Come quella della dignità delle persone fissata dalla Costituzione e richiamata dall’assessora al lavoro Alessandra Nardini. “Lo sfruttamento lavorativo è ancora una piaga profonda della nostra società – ricorda, collegata al convegno da remoto – Abbiamo il dovere di contrastarla con fermezza e non c’è dubbio che tra le lavoratrici e i lavoratori più a rischio ci siano quelli provenienti da altri Paesi, che spesso diventano vittime di sfruttamento e di fenomeni illegali, come il caporalato, non più confinati alla sola agricoltura”. “Ecco perché – aggiunge – come Regione abbiamo deciso di aderire alla manifestazione di interesse per la presentazione di idee e progetti per interventi di supporto all’integrazione sociale, sanitaria, abitativa e lavorativa di cittadini di Paesi terzi vittime e potenziali vittime di sfruttamento lavorativo proposta dal Ministero. Un lavoro che coinvolge altri assessorati e che dovremo fare confrontandoci con i territori e con le parti sociali”.
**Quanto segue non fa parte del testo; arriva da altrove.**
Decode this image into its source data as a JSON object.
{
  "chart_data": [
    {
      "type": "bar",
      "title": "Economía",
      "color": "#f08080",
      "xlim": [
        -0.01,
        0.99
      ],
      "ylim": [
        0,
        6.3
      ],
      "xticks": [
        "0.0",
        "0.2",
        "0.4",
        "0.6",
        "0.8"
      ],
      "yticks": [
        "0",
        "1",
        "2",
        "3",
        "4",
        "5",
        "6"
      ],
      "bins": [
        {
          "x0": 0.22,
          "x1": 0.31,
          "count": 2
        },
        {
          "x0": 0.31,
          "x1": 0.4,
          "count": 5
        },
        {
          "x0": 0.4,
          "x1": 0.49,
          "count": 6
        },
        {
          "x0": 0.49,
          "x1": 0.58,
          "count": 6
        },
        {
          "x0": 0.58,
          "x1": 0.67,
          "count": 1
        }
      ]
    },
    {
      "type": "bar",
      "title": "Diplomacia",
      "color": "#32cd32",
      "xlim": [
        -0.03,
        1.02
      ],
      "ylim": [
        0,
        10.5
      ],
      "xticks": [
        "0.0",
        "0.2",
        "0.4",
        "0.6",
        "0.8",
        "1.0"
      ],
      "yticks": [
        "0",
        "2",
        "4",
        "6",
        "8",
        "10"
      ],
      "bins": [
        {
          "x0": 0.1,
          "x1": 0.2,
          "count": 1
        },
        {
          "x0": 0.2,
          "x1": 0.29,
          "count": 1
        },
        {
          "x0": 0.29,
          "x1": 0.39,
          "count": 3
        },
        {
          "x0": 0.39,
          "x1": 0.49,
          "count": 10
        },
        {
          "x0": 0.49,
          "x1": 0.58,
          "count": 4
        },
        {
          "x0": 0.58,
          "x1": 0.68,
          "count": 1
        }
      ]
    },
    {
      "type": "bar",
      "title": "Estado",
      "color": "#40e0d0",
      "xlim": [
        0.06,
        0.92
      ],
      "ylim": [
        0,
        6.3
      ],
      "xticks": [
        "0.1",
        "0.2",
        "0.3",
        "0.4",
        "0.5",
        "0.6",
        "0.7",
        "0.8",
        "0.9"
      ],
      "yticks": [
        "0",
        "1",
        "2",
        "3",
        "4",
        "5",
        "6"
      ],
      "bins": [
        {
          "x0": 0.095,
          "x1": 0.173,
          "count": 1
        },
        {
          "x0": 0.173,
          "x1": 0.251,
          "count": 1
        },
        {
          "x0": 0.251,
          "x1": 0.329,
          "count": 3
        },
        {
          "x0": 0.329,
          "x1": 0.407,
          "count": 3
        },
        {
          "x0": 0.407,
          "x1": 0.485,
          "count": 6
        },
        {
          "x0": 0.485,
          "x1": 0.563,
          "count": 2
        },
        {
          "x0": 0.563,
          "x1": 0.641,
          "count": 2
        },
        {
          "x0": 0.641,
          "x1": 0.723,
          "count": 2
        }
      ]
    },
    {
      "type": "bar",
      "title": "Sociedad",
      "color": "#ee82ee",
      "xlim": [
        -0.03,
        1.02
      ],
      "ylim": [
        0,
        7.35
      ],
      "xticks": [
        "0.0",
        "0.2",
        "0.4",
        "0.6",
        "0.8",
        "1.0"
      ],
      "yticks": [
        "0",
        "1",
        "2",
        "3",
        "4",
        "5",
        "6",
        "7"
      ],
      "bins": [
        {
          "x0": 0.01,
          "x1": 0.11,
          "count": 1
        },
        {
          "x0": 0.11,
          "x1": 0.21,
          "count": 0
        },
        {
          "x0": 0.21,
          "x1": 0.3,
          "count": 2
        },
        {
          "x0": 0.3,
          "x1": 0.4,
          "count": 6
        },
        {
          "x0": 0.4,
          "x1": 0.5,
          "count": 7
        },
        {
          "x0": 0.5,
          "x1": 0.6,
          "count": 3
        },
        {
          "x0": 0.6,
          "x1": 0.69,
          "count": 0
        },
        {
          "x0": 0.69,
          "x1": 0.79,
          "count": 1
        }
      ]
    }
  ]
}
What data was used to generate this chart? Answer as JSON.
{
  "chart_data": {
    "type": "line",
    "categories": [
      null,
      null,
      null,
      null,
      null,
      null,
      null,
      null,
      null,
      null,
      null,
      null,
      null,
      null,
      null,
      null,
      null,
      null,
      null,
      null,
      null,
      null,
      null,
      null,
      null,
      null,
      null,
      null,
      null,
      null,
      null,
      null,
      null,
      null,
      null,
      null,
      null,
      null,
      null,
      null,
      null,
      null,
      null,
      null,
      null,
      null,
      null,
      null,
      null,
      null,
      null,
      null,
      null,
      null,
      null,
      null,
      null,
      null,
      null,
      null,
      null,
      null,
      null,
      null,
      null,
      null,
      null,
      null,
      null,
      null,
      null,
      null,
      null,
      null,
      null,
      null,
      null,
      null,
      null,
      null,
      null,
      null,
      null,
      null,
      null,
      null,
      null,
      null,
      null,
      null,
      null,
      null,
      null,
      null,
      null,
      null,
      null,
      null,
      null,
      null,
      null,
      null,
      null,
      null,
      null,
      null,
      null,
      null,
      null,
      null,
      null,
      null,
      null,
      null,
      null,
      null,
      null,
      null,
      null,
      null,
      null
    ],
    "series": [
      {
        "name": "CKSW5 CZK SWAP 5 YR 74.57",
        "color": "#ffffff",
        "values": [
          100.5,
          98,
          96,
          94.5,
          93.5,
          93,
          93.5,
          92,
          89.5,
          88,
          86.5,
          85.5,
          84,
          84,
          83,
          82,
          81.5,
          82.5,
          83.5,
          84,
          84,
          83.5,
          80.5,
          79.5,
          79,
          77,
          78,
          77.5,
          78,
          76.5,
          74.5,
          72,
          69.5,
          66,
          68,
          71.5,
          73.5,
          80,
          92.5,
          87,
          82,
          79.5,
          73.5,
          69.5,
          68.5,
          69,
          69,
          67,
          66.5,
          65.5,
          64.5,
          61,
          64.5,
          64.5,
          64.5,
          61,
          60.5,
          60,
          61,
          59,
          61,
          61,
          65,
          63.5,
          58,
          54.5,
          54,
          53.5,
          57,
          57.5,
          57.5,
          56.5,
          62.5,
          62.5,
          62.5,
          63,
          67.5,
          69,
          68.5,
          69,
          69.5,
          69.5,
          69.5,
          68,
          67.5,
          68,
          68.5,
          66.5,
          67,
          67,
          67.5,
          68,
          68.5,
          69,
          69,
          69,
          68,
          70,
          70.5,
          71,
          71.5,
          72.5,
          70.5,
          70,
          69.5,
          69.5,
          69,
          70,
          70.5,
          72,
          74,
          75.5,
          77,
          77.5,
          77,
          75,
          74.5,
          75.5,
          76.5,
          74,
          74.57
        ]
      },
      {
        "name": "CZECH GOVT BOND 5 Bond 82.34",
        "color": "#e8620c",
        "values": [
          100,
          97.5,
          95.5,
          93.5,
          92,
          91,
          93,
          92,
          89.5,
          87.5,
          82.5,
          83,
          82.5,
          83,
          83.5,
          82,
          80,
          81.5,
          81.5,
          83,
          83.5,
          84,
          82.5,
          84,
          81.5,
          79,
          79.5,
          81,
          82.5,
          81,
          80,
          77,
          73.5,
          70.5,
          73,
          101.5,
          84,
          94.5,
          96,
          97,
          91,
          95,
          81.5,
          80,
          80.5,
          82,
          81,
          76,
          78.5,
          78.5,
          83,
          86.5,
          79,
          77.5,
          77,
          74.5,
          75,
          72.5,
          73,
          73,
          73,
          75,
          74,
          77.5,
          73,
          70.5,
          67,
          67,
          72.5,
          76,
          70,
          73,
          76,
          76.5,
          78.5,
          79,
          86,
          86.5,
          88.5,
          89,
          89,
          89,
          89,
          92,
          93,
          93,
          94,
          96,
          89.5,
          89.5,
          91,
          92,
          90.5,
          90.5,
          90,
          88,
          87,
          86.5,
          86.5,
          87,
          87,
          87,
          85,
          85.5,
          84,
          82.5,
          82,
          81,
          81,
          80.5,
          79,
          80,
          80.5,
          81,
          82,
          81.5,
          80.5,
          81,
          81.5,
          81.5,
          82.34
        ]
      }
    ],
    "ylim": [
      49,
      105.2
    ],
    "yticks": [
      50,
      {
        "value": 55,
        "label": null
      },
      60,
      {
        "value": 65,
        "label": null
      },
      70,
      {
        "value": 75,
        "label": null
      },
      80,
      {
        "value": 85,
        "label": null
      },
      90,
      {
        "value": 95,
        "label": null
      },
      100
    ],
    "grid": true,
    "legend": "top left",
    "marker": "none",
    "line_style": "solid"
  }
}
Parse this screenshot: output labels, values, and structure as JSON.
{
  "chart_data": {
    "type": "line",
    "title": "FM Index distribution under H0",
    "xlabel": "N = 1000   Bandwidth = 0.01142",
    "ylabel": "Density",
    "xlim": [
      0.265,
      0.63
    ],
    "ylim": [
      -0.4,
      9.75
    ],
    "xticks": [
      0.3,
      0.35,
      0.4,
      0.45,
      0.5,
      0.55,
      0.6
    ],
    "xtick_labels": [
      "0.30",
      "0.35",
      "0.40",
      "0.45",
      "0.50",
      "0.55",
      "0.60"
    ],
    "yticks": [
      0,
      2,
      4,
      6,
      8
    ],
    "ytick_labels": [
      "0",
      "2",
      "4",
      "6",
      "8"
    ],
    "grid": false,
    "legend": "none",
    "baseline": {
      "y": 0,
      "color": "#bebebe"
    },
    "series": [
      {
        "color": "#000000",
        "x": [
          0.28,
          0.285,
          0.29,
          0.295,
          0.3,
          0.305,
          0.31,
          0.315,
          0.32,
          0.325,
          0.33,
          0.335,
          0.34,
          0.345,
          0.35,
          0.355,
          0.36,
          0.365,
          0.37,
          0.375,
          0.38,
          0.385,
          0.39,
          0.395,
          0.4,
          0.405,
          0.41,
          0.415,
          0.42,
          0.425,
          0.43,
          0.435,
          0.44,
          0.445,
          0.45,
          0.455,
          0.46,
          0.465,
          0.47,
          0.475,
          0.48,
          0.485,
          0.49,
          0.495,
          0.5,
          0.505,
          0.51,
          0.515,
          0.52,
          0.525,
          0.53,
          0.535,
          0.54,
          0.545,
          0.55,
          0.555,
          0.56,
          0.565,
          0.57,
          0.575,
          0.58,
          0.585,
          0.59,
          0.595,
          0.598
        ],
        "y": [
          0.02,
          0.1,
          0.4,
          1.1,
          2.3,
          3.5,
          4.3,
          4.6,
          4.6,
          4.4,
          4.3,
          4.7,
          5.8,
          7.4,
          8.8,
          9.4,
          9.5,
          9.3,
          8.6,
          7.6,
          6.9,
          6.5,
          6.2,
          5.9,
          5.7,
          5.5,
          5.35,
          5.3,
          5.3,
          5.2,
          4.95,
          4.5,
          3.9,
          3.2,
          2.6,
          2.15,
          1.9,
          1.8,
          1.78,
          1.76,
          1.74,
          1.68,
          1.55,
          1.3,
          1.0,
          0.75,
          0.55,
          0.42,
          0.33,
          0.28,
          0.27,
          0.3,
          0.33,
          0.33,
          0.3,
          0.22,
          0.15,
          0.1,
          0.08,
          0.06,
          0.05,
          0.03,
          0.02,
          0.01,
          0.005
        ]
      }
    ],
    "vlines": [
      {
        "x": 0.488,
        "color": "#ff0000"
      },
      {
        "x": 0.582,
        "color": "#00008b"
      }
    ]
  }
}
“Lo sfruttamento lavorativo crea disgregazione sociale – prosegue, anche lei collegata in video, l’assessora alle politiche sociali della Toscana Serena Spinelli – Ma crea anche dumping contrattuale e dunque un danno a quelle aziende che stano nelle regole. Si tratta alla fine di una piaga che non risparmia davvero nessuno e mettere in campo una rete di protezione sociale con forme di tutela idonee è l’unico modo per permettere, a chi è vittima, di uscirne e denunciare”.
Al seminario è intervenuta anche la consigliera regionale Ilaria Bugetti, presidente della seconda commissione.
Quanto al progetto Lavoro Sicuro i numeri degli ultimi sette anni, ricordati stamani, sono incoraggianti. All’inizio le aziende che si dimostravano in regola ai controlli non erano neppure il 16 per cento, adesso sono almeno una su due a Prato e oltre il sessanta per cento in tutta l’Asl. Le aziende inoltre non scompaiono come un tempo e più di otto su dieci ottemperano alle prescrizioni e si mettono in regola, con crescite peraltro del volume di affari non giustificabile dalla dinamica del ciclo produttivo che può essere indizio di un processo di legalizzazione complessiva del sistema.